Auckland councillors are starting to face the reality of a painful emergency budget after the first of many anticipated job cuts were confirmed today.
According to a report written by council management, the council has made 23 people redundant at a cost of $1.1 million dollars - an average of $47,000 per person in redundancy pay - between 30 June and 30 September.
The cuts come as the council is scrambling to plug a $500m hole in its coffers due to the Covid-19 pandemic, in addition to forking out $224m for infrastructure to handle the region's ongoing drought.
Auckland Council is looking to cut an estimated 500 fulltime equivalent roles to help hit the $120m saving target, on top of the 600 temporary and contract workers who've already been let go.
The council sliced off $9m in September, meaning it has locked in $78m of its target - or about 65 percent of its goal.
In addition to the 23 redundancies, the council has also disestablished 129 fulltime equivalent (FTE) roles.
Each FTE could include multiple part-timers, meaning the actual number of workers affected could be higher.
This leaves 6341 FTE remaining, but the council is set to cut about 300 FTE more roles by the end of the financial year in June 2021, meaning FTE will be around 6000 as a result of "attrition, restructuring activity and operating model changes".

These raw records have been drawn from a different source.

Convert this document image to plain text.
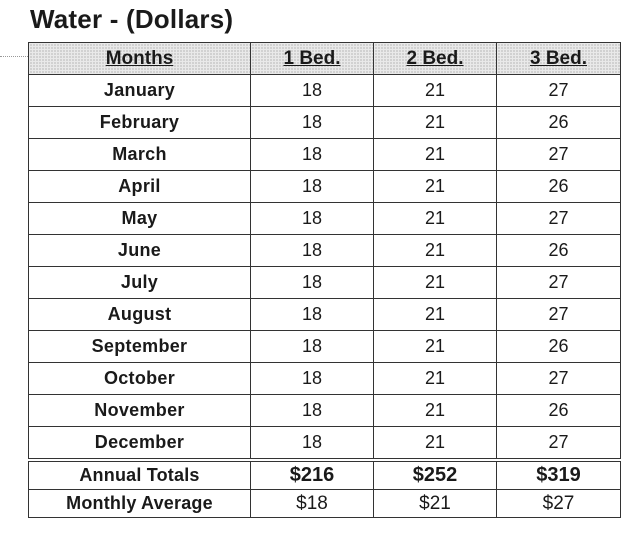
Water - (Dollars)
Months	1 Bed.	2 Bed.	3 Bed.
January	18	21	27
February	18	21	26
March	18	21	27
April	18	21	26
May	18	21	27
June	18	21	26
July	18	21	27
August	18	21	27
September	18	21	26
October	18	21	27
November	18	21	26
December	18	21	27
Annual Totals	$216	$252	$319
Monthly Average	$18	$21	$27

It is looking at restructuring in areas including project management, learning and development, and grants administration.
A redeployment process has seen the council internally transferring staff to fill about 70 percent of vacancies.

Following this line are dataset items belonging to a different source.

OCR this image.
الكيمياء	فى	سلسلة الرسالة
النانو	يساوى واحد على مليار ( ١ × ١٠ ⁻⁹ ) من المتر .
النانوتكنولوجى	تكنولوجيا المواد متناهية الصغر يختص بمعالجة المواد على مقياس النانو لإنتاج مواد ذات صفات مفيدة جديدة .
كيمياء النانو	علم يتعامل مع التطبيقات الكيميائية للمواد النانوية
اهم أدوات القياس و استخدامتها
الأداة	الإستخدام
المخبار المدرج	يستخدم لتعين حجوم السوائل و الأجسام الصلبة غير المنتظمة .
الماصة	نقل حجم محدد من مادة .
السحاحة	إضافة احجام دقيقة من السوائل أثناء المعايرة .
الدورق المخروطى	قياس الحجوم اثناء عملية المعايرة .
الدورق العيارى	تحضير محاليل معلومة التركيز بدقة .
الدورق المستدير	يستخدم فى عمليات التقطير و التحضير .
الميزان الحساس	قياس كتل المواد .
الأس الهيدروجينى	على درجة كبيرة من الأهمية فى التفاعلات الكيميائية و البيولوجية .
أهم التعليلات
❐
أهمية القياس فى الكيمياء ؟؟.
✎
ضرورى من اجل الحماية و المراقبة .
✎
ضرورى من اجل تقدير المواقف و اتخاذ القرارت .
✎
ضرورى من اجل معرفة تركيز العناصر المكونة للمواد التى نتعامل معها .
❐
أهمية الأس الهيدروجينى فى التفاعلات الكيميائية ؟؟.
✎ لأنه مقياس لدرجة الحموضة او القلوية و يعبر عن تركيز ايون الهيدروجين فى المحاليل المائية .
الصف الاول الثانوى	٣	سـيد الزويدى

As well as the council cuts, about 100 Auckland Transport staff face losing their jobs in a proposed restructuring at the council-controlled organisation.
More financially nimble
Finance committee chair Desley Simpson congratulated staff on the progress made towards meeting the budget.
She said the council was slashing $316m from its spending while still providing the same services - this was approximately twice the cost of delivering Auckland's rail services.
"It's a lot of money."
She said Covid-19 has taught the council to be more financially nimble and efficient.

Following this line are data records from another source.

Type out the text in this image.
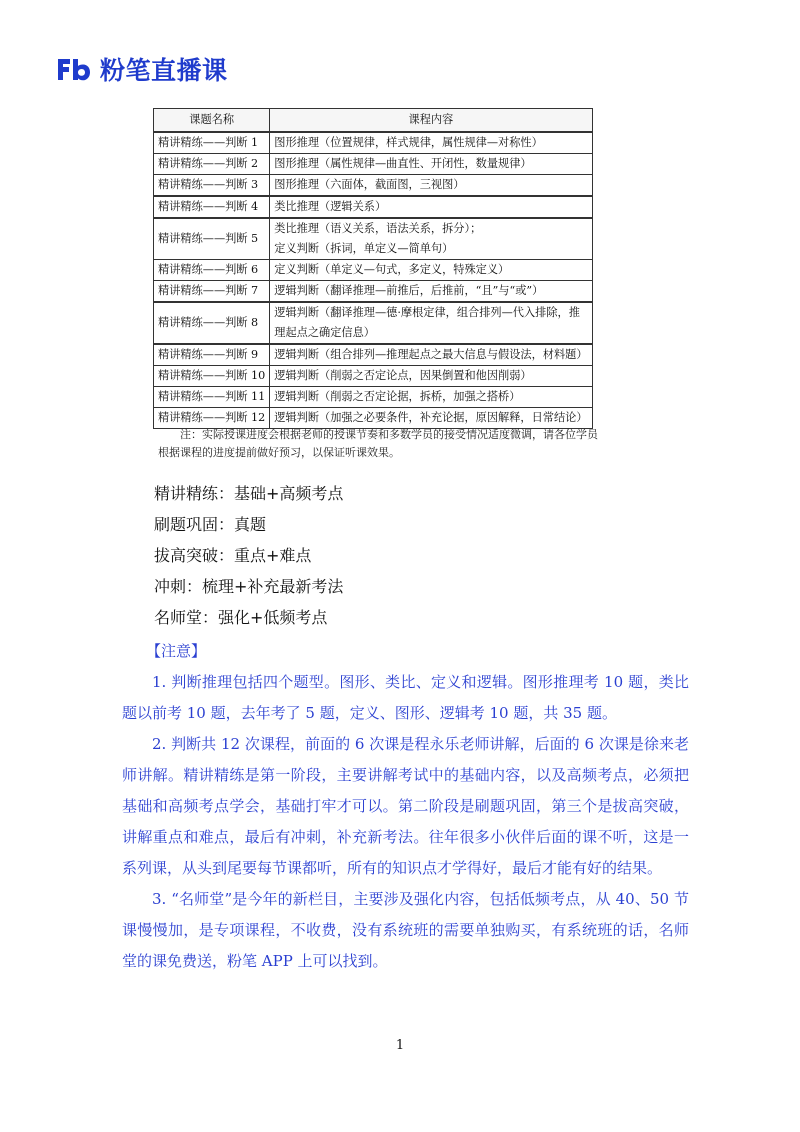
粉笔直播课
课题名称	课程内容
精讲精练——判断 1	图形推理（位置规律，样式规律，属性规律—对称性）

精讲精练——判断 2	图形推理（属性规律—曲直性、开闭性，数量规律）

精讲精练——判断 3	图形推理（六面体，截面图，三视图）

精讲精练——判断 4	类比推理（逻辑关系）

精讲精练——判断 5	类比推理（语义关系，语法关系，拆分）；
定义判断（拆词，单定义—简单句）

精讲精练——判断 6	定义判断（单定义—句式，多定义，特殊定义）

精讲精练——判断 7	逻辑判断（翻译推理—前推后，后推前，“且”与“或”）

精讲精练——判断 8	逻辑判断（翻译推理—德·摩根定律，组合排列—代入排除，推理起点之确定信息）

精讲精练——判断 9	逻辑判断（组合排列—推理起点之最大信息与假设法，材料题）

精讲精练——判断 10	逻辑判断（削弱之否定论点，因果倒置和他因削弱）

精讲精练——判断 11	逻辑判断（削弱之否定论据，拆桥，加强之搭桥）

精讲精练——判断 12	逻辑判断（加强之必要条件，补充论据，原因解释，日常结论）
注：实际授课进度会根据老师的授课节奏和多数学员的接受情况适度微调，请各位学员根据课程的进度提前做好预习，以保证听课效果。
精讲精练：基础+高频考点
刷题巩固：真题
拔高突破：重点+难点
冲刺：梳理+补充最新考法
名师堂：强化+低频考点
【注意】

1. 判断推理包括四个题型。图形、类比、定义和逻辑。图形推理考 10 题，类比题以前考 10 题，去年考了 5 题，定义、图形、逻辑考 10 题，共 35 题。

2. 判断共 12 次课程，前面的 6 次课是程永乐老师讲解，后面的 6 次课是徐来老师讲解。精讲精练是第一阶段，主要讲解考试中的基础内容，以及高频考点，必须把基础和高频考点学会，基础打牢才可以。第二阶段是刷题巩固，第三个是拔高突破，讲解重点和难点，最后有冲刺，补充新考法。往年很多小伙伴后面的课不听，这是一系列课，从头到尾要每节课都听，所有的知识点才学得好，最后才能有好的结果。

3. “名师堂”是今年的新栏目，主要涉及强化内容，包括低频考点，从 40、50 节课慢慢加，是专项课程，不收费，没有系统班的需要单独购买，有系统班的话，名师堂的课免费送，粉笔 APP 上可以找到。

1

"[There's] still a way to go, but it's a really, really good start."
Councillor Chris Darby's outlook was not so positive. He was concerned the council did not have its head around the budget's effects.
"There's going to be some change and hurt here. The hurt is obvious in that we're disestablishing a significant number of positions. We're undertaking a capital programme under pressure. The whole organisation is under pressure."
He said he did not want to "diminish" what Simpson was saying, but a "reality check" was needed.
In response, Simpson said councillors signed off the emergency budget and the council was still delivering $2.6 billion worth of infrastructure.
"There is good news and cautionary news, but I think we all know what we signed up for."
Mayor Phil Goff said the council was between a rock and a hard place.
"It was an emergency, it was a crisis, we looked at all the options. We knew that we couldn't resolve the crisis that we faced without some pain and some cost."
He said it was heartening to see the organisation doing its best to look after staff affected by restructuring, with 70 percent of vacancies filled internally by people affected by the restructuring.